Once this introduction is complete, students shift their position from audience to storytellers. Through the generous support of our PTO, a local theater troupe is brought in to conduct lessons in storytelling. They begin with theater games, designed to build confidence in using voices, gestures and other devices that may seem intimidating at first. Next, they delve into the stories with the students. By analyzing setting, theme and character, students infer emotion and motivation, gaining insight that will help with their retelling. Students then reflect on their goals for their story. They read the forewords to various story collections, including Peninnah Schram’s “Storyteller’s Prayer,” reflecting on the hopes and dreams of the storytellers. Internalizing this background material, students are ready to conduct partner discussions and reflect on their knowledge before writing their own prayers.

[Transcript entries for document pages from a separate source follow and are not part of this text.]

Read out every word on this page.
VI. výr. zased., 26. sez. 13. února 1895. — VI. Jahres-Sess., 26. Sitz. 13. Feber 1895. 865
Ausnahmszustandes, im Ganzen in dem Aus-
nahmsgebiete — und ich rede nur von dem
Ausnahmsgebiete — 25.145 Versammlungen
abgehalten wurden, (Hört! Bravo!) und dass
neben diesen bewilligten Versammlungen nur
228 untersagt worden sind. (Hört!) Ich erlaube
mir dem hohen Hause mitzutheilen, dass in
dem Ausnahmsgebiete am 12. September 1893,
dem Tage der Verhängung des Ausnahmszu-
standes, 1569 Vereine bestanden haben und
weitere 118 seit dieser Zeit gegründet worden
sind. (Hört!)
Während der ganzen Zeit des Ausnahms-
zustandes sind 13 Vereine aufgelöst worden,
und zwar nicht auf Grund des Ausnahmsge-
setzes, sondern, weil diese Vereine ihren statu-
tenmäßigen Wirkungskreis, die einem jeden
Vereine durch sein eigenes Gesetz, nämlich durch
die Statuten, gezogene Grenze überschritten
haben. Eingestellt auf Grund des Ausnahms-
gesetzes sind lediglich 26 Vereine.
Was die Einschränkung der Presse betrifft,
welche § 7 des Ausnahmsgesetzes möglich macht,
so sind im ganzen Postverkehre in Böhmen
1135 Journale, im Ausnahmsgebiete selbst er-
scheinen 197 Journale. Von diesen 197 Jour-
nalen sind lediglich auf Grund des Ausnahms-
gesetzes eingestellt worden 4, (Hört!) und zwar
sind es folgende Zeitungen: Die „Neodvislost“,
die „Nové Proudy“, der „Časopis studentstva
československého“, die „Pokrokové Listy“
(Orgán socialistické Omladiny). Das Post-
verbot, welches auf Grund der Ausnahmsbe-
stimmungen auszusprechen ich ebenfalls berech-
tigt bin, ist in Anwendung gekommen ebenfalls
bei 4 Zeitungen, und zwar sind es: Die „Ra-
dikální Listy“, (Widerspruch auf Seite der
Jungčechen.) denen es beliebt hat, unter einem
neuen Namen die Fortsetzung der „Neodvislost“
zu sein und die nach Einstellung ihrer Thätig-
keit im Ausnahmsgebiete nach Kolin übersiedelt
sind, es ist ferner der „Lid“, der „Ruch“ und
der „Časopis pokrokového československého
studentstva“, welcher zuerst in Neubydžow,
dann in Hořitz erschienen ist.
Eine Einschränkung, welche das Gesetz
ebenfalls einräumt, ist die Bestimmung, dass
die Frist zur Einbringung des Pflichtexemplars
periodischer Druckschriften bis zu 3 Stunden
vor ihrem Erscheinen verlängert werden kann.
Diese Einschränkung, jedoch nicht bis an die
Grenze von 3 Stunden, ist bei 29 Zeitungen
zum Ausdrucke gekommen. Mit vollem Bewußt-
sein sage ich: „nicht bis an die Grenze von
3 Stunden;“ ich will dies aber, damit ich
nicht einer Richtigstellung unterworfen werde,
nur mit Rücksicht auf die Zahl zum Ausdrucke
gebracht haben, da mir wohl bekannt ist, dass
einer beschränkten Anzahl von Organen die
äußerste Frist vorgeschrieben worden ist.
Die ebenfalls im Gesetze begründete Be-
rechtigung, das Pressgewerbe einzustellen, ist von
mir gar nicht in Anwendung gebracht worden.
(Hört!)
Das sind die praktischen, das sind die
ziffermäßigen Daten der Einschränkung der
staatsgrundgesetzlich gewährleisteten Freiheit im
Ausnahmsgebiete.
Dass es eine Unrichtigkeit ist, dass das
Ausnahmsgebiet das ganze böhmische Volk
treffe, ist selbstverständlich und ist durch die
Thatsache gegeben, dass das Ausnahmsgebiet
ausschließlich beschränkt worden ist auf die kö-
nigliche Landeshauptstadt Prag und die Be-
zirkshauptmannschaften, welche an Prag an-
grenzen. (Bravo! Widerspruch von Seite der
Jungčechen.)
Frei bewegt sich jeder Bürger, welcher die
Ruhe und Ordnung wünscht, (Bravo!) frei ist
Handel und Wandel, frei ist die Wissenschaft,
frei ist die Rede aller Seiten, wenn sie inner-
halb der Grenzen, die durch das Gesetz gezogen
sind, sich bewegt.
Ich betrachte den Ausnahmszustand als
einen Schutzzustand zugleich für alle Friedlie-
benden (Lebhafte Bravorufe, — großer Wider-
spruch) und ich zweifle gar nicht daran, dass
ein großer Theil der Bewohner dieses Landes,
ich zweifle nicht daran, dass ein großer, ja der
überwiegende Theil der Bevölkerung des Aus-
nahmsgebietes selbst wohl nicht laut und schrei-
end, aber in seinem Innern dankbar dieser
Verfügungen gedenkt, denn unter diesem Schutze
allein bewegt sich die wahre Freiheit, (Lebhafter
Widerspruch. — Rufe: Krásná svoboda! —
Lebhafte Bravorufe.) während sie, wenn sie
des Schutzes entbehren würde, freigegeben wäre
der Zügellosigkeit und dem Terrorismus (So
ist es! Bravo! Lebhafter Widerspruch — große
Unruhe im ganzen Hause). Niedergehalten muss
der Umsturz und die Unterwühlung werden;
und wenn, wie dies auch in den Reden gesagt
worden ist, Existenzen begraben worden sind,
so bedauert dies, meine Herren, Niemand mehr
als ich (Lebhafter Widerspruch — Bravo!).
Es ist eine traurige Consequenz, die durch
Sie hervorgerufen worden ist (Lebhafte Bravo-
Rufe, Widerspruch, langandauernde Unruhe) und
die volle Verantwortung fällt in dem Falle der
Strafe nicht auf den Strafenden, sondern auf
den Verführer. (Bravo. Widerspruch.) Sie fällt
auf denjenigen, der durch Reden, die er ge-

As they continue to analyze and practice their stories, a special virtual visitor joins the conversation. Rabbi Ed Feinstein, author of one of their favorite collections, Capturing the Moon: Classic and Modern Jewish Tales, graciously agreed to connect online from California to Philadelphia. During the video conference, he discusses with students the tales that they love and reasons why they are meaningful. He shares his personal story as to why he wrote his book, and the students leave the discussion feeling like they have been charged with carrying forward these great messages from our tradition.
The fifth graders bring all these pieces together by creating an eBook. They start with their storyteller’s prayer, then they record themselves retelling their favorite Jewish folktale. They finish the eBook with lessons learned from the folktales. Of course, you can’t write a book without a dedication page, so we discuss for whom the book is written and why. Finally, students proudly share their tales with students throughout the school in live performances.
Our goal is that students leave the school as readers, analyzers and transmitters of our rich literature tradition, with the confidence and desire to share it with the world. By elevating a reading unit from text study into a multisensory unit with experts from outside the classroom.